Unions have become visible political forces in statehouses and municipal governments, often aligning with traditional Republican pro-business constituencies while forcing Democrats to choose between supporting unions and supporting progressive activists who want stricter data center regulations. In statehouses, unions have actively worked against proposals that would restrict data center development, including Maine's since-vetoed proposal for a statewide data center moratorium and standards proposed in Illinois that would require data centers to supply their own energy.

Pennsylvania state Senator Katie Muth noted the political challenge: "The unions don't want to promote anything that would impede data center development," she stated, explaining that it has been difficult to collect support from fellow Democrats for her legislation to regulate data centers when it is competing with union-backed legislation that she views as weaker.

Union representatives have made their presence felt at packed council meetings across the country, from St.
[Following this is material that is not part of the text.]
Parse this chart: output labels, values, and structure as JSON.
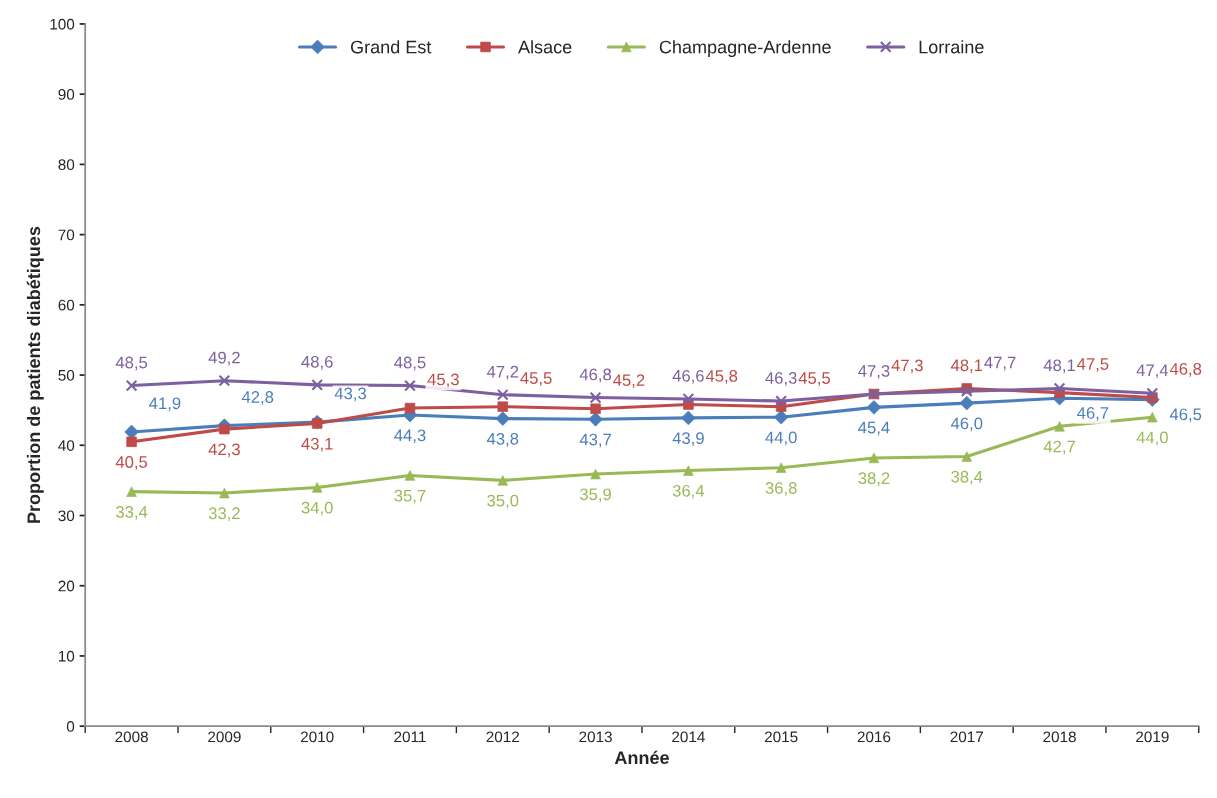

Louis to Spring City, Pennsylvania. Sometimes, union members are the only voices speaking in favor of projects, positioning themselves as pragmatic advocates for economic development and job creation in communities that have experienced industrial decline.

How Do Unions Justify Their Partnership With Tech Giants?

Union leaders argue that their choice to support data center development is pragmatic rather than ideological. McManus stated: "If we chose as a union to have a moratorium on building the data centers because we didn't believe it was right for America, the data centers would still be getting built. They're not stopping because of organized labor". In other words, unions view their involvement as a way to ensure their members benefit from inevitable development rather than being excluded from it.

National unions have successfully negotiated labor agreements on major projects, including an Oracle and OpenAI Stargate campus in Michigan and the "Project Blue" data center campus in Arizona, with more agreements in development. When Pennsylvania Governor Josh Shapiro announced that Amazon would spend $20 billion on two data center projects in eastern Pennsylvania, union leaders stood alongside the governor and Amazon executives, framing the development as a shared accomplishment.

The alignment between unions and tech companies represents a significant shift in how major infrastructure projects are developed in the United States. Rather than the traditional adversarial relationship between labor and capital, unions and tech firms are finding common ground on data center expansion, even as community groups, environmental advocates, and some elected officials raise concerns about energy consumption, water usage, and grid reliability.